Cybersecurity

Anthropic Project Glasswing Expansion Raises the Triage Bar

Published June 05, 2026 by Dillip Chowdary

Project Glasswing is expanding from an initial set of roughly 50 partners to about 150 new organizations. Anthropic says the work is focused on securing important software, including organizations that provide critical infrastructure across more than 15 countries.

The key number

The initial partner activity reportedly found more than 10,000 high- or critical-severity flaws. That is the operational story. Frontier models can increase vulnerability discovery volume, but security teams still need triage, exploitability analysis, patch sequencing, and regression testing.

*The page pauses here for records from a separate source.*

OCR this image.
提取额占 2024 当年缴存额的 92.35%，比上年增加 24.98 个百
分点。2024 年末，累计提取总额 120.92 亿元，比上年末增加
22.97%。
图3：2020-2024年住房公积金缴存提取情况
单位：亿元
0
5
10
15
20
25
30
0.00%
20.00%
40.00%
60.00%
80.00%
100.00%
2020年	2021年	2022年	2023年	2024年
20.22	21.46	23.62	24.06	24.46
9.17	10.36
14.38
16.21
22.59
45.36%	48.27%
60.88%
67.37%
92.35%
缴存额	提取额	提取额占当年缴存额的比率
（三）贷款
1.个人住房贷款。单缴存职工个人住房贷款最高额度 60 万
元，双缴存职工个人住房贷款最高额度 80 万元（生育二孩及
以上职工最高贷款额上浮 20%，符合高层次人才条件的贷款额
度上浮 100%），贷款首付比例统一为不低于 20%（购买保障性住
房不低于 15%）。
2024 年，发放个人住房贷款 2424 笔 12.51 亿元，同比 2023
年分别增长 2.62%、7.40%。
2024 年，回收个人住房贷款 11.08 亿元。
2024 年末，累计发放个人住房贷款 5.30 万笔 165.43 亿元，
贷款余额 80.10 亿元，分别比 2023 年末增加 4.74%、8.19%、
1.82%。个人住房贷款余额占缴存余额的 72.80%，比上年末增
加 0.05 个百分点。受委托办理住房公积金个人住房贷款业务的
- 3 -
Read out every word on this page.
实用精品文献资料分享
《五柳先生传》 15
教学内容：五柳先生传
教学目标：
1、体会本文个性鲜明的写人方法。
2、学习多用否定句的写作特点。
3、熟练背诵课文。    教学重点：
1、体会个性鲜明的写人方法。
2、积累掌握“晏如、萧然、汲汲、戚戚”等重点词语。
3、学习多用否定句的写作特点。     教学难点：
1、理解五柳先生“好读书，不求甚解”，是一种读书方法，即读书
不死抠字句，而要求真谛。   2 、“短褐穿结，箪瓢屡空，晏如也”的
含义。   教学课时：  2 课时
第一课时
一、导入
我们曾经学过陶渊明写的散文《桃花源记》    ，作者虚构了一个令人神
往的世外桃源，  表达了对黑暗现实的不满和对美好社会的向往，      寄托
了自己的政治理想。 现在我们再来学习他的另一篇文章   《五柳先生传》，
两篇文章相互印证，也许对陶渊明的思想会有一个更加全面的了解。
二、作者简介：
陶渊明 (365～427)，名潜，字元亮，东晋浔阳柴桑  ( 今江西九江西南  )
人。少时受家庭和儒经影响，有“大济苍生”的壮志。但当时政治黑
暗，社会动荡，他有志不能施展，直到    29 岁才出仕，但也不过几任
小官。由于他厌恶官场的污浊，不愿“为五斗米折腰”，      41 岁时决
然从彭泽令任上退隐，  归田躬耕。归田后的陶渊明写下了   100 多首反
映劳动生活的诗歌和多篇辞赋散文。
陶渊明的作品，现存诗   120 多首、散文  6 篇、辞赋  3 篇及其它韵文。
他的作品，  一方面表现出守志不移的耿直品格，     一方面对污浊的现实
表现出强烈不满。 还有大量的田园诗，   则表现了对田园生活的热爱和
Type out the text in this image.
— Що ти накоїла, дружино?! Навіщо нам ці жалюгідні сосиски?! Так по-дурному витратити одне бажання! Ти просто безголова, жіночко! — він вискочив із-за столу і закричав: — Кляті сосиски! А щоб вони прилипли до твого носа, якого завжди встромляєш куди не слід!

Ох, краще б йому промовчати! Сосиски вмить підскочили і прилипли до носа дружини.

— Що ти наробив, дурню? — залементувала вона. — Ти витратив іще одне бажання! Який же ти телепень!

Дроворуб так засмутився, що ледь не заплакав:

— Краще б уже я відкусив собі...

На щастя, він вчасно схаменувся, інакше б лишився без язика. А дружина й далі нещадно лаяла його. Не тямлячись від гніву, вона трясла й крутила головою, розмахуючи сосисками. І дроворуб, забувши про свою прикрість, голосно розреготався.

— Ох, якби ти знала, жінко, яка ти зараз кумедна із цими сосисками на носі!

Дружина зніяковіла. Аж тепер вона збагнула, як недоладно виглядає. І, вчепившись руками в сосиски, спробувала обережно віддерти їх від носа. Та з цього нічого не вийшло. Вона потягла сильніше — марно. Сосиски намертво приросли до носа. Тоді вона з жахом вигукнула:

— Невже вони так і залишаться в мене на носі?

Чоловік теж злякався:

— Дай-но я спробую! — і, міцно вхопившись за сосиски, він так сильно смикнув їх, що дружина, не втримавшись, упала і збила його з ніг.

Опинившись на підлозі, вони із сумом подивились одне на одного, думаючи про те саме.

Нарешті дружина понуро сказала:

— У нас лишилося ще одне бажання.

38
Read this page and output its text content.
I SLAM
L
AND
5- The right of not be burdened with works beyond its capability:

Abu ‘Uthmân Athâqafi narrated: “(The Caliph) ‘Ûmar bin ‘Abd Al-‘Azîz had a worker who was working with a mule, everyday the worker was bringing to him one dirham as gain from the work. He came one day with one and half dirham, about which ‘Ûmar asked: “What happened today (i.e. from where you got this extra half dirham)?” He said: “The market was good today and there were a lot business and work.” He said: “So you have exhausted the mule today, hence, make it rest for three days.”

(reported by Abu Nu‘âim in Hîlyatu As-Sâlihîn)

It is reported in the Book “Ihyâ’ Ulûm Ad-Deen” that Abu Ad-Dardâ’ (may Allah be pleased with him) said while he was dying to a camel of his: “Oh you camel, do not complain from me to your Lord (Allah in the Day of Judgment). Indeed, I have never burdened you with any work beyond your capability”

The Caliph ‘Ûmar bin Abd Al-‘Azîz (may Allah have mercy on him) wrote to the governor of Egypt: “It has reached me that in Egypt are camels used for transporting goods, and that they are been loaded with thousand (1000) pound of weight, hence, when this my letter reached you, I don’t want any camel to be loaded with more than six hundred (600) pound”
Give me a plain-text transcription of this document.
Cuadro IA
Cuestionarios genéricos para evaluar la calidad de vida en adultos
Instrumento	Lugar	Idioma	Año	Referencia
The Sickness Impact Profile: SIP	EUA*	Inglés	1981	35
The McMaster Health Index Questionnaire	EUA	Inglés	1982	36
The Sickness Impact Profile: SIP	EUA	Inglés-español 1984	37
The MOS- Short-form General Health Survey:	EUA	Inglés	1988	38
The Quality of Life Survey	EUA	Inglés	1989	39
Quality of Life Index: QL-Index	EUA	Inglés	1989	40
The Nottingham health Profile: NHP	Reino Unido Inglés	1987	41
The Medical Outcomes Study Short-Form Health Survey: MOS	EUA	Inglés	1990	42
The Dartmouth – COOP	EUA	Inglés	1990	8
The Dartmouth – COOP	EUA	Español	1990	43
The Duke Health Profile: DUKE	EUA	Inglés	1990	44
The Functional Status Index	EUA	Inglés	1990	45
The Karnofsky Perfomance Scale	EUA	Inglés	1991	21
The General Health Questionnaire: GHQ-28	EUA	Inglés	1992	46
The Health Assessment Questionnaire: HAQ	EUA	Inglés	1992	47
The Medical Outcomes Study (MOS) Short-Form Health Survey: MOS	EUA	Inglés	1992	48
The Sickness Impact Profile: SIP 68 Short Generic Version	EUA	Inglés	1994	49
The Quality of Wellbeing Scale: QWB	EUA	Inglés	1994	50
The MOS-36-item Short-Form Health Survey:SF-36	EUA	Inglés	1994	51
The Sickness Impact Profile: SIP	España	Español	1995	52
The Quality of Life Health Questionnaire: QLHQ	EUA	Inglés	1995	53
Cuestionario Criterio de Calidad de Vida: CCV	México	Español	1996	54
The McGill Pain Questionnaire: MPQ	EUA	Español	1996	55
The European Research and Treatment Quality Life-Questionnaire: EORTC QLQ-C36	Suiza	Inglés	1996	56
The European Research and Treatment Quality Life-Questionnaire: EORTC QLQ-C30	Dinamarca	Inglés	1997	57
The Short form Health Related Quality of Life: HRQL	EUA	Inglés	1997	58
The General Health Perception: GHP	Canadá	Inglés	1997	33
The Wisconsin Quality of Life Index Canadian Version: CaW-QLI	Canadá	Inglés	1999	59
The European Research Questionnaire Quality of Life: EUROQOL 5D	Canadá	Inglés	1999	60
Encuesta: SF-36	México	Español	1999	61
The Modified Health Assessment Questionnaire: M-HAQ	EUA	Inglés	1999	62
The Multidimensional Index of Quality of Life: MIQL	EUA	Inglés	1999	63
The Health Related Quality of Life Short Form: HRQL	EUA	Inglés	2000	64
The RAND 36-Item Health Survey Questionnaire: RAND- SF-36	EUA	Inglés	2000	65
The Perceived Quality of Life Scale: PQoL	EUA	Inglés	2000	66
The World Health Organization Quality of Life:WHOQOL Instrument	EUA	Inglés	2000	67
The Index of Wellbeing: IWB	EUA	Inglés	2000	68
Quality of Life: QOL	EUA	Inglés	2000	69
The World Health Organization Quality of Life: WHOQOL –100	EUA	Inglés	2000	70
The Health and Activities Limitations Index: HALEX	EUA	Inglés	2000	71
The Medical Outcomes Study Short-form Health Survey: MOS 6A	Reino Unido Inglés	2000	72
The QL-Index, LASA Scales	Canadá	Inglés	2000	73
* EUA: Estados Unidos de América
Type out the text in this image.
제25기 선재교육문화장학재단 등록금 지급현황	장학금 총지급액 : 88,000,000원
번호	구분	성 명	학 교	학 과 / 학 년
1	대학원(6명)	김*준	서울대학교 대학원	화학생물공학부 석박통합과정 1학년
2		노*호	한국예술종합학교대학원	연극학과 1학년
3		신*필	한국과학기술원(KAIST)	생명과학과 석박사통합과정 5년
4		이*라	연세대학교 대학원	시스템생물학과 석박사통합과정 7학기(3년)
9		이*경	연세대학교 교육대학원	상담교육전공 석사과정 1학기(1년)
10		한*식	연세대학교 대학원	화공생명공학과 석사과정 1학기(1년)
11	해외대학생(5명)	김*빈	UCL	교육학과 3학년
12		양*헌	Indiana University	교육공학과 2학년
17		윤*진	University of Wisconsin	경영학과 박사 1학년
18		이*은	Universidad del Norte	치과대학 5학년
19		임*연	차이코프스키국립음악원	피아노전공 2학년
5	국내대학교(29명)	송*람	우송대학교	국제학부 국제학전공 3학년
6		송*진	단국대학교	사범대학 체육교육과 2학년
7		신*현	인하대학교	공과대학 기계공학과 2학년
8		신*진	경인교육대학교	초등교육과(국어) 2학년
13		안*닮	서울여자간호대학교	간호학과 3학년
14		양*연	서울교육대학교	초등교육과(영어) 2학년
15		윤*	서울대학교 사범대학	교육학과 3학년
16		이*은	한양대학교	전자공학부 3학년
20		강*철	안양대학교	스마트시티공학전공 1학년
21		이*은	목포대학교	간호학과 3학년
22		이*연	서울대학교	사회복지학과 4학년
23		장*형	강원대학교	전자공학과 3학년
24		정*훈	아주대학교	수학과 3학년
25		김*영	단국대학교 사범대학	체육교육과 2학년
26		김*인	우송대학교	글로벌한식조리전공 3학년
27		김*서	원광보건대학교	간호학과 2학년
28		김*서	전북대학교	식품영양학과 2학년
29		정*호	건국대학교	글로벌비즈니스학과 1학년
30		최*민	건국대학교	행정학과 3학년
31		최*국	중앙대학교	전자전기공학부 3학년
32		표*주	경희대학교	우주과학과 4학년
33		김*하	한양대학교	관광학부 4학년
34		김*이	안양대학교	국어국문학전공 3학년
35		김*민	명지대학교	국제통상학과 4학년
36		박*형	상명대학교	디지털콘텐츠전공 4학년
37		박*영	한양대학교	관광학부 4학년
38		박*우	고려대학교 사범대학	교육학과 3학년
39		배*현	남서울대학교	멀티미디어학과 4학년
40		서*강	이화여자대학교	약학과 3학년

Anthropic also points to Claude Security, using public frontier models such as Claude Opus 4.8, to scan codebases and suggest patches. That positions model-assisted security as a repeatable workflow rather than a one-off research demo.

How to absorb the signal

Teams should create a separate queue for model-generated security findings. The queue needs ownership labels, affected package data, reproduction steps, severity rationale, patch candidates, and validation evidence. Without that structure, thousands of findings can become noise.

The patch side is equally important. AI-suggested fixes should go through normal review and test gates, especially in memory safety, authentication, parser, and network boundary code. High severity is not the same as high confidence.

Builder takeaway

The next bottleneck in AI security scanning is not discovery. It is disciplined remediation throughput.